On January 1, 2022, there will likely be a policy update that affects EPCS dual authentication for biometric positive identification, which uses biometrics and credentials to ensure that a signing entity’s identity is verified as authentic. It is unclear what elements of the biometric positive identification process will experience changes, but any revisions to the EPCS process will likely mean that providers must get recertified under the Drug Enforcement Administration EPCS program. It would also require providers to adopt updated software.
5. Mandatory Prescription Drug Monitoring Programs (PDMP) checking
Federally mandated checking of medication history for Medicaid beneficiaries and documentation of PDMP checking will begin October 1, 2021. Physicians will be expected to log the checking of medication history in a patient’s medical record. If a query is unsuccessful, the physician will be responsible for documenting good-faith attempts and the reasons for failure. While the checking of medication history is mandated at the federal level, it will be the role of state legislatures to determine requirements for frequency of checking and documenting the event.

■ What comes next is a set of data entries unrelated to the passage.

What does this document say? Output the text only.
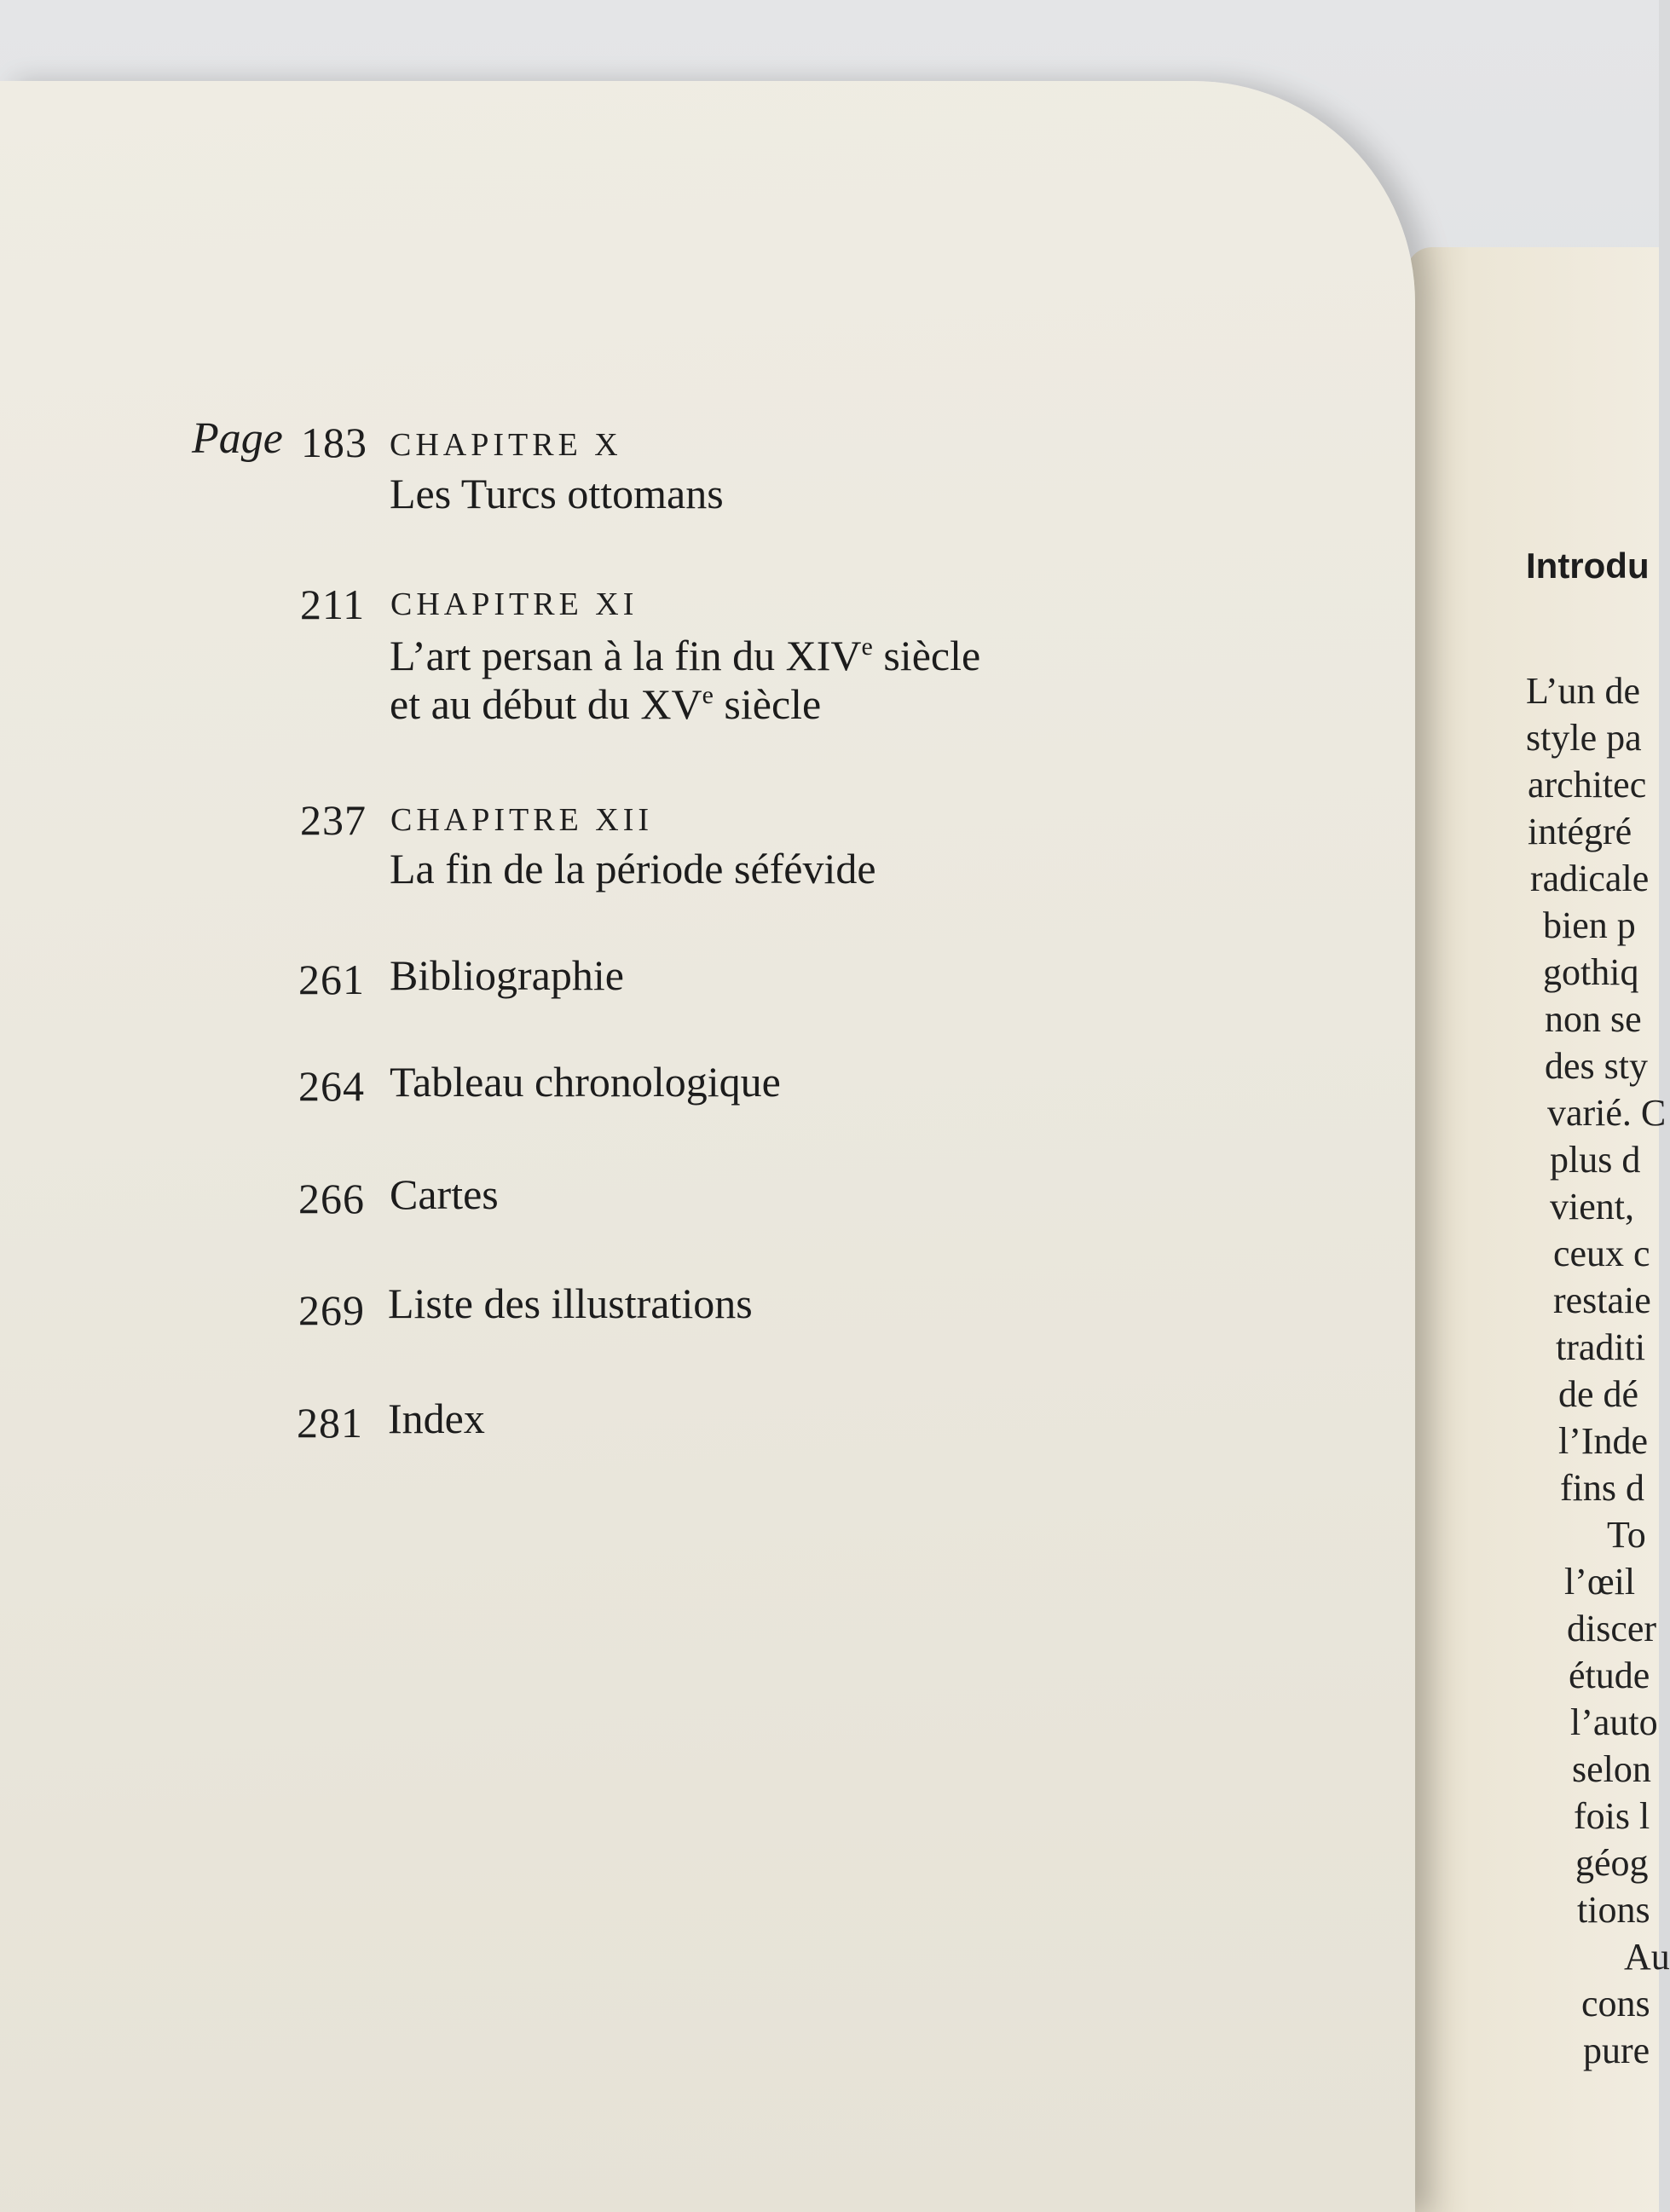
Introdu
L’un de
style pa
architec
intégré
radicale
bien p
gothiq
non se
des sty
varié. C
plus d
vient,
ceux c
restaie
traditi
de dé
l’Inde
fins d
To
l’œil
discer
étude
l’auto
selon
fois l
géog
tions
Au
cons
pure
Page 183 CHAPITRE X
Les Turcs ottomans
211 CHAPITRE XI
L’art persan à la fin du XIVe siècle
et au début du XVe siècle
237 CHAPITRE XII
La fin de la période séfévide
261 Bibliographie
264 Tableau chronologique
266 Cartes
269 Liste des illustrations
281 Index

This mandate leads into further efforts throughout the Act to advance PDMP development for a more effective, integrated and user-friendly provider workflow. The Centers for Disease Control will provide grants to state agencies to advance inter- and intra-state PDMP data exchange; transmission of data at near, real-time integration of PDMP data into clinician workflows; and push notifications. These enhancements are aimed at efficient and effectual monitoring of patient prescription history, as well as, providing information on prescription opioid attainment and use.
6. Development of best practices for displaying opioid addiction history in patient medical records
The Jessie’s Law provision stems from the fatal overdose of Jessie, a recovering heroin addict who was prescribed opioids after surgery by a physician who did not have access to her substance use disorder history. The Act aims to reduce these instances by allowing patients to request that their substance use disorder information be prominently displayed within their EHR.
On October 24, 2019, best practices for how patients request that their substance use disorder information be displayed, subject to completed consent documentation, are due from the U.S. Department of Health and Human Services. The document is a new form of consent for substance use disorder-related patient records to provide broad consent to the EHR and not to a person or entity.
What’s missing from the SUPPORT Act?
Prior to its last pass through Congress, provisions aimed at normalizing the disclosure of substance use disorder medical records for treatment purposes were removed from the Act. Requirements, such as needing specific written consent to disclose treatment, are intended to ensure patient privacy, yet many feel they restrict providers from understanding the full context of a patient’s medical history and condition.
Reconciling disclosure requirements within the boundaries of 42 Code of Federal Regulations Part 2 and the Health and Insurance Portability and Accountability Act of 1996 was supported by more than 100 health care stakeholders, including the American Psychiatric Association, The Joint Commission, the National Association for Behavioral Healthcare and the Healthcare Leadership Council. A last-minute objection by the American Medical Association might have been the reason for their exclusion from the Act. Nevertheless, these provisions continue to be a topic of conversation in Congress and could be revived in upcoming legislative sessions.
Despite its broad reach, the SUPPORT Act is only the beginning of the battle against the opioid epidemic. As the legislative and regulatory implications roll out over the next seven years, organizations are encouraged to look ahead and prepare for the impacts that this statute will have on health care IT.